Помнится, состав дернулся раза два перед тем, как окончательно встать. От станции отъехали, да в поле и застряли — так, что ли? А вдруг на другой путь перешли? И Тересполь — это вообще где? И где этот чертов Тернополь? Это два разных города? Мы вообще куда приехали?
— Европа это, Европа, — успокоил всех немец. — Просто Европа — славянская, названия у славян везде одинаковые.
— Тернополь — это Транснистрия, — монашка сказала, подумав. — У нас в Польше — Тересполь.
— А вдруг мы в Транснистрию приехали? — высказал предположение Бруно Пировалли. — Ну, мало ли… Всякое бывает. Свернули.
— Какая это Транснистрия? Там снега не бывает. Транснистрия — это Приднестровье, Молдавия. Их Тернополь под Одессой.
— Тогда, значит, это Тернополь, — согласился Бруно. — Запутался я с их названиями.
— Тернополь — это город на Украине, — сказал немецкий анархист Кристоф Гроб. И добавил некстати: — Там, в Тернополе, погромы недавно были. Цыган бьют.
— Опять украинцы виноваты! — вскипела Соня Куркулис. — Стыдно вам, немцу, такое говорить!
— Польша это, — сказал Марк Рихтер.
— Тересполь, Польша, — подтвердила польская монахиня. — Год здесь жила. С моими сестрами.
Когда в Польшу приехали? Даже и не заметили, как приехали — и почему застряли? По расписанию должны были часов в пять вечера проехать польскую территорию; так ведь в январе темно, ничего не видно. А хоть бы и белый день, все равно: пурга, что там за окнами, и не разглядишь — все на слух. Завалы, видимо, страшнейшие.
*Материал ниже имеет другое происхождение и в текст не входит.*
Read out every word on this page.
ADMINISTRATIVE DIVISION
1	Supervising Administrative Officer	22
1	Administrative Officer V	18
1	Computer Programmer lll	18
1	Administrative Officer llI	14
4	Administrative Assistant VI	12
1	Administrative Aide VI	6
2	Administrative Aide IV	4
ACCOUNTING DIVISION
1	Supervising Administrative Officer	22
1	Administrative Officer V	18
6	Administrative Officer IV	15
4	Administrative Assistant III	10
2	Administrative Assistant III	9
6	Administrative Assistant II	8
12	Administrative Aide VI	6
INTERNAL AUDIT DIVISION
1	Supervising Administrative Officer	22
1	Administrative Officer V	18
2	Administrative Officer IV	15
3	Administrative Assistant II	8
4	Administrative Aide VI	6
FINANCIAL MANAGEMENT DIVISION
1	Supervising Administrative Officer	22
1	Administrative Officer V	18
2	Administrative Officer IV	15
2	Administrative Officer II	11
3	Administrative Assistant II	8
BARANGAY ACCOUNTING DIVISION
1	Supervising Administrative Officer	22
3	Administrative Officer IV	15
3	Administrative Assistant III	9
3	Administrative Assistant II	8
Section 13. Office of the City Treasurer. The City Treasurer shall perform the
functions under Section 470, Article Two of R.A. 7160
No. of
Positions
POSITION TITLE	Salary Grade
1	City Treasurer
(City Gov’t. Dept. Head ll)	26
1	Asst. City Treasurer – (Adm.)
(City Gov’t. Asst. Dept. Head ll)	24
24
— Если потребуется, я готов идти разгребать завал! — воскликнул Бруно Пировалли, как всегда готовый к подвигам и расположенный к солидарности с пролетариатом. — Вы со мной? — спросил он анархиста Кристофа. — Поработаем лопатами, думаю, нам по силам. Надо бы лопаты раздобыть. Вы, случайно, не знаете, где берут лопаты?
Анархист Кристоф Гроб злорадно обнажил больные зубы в ухмылке:
— Трудиться буржуй собрался, а где инструмент взять, не знает. Вы лопату хоть раз в руках держали?
— Я не буржуй, — гордо отвечал насмешнику итальянский профессор Оксфорда, — и, разумеется, я не раз держал в руках лопату. Вырос в беднейших районах Северной Италии, в Больцано.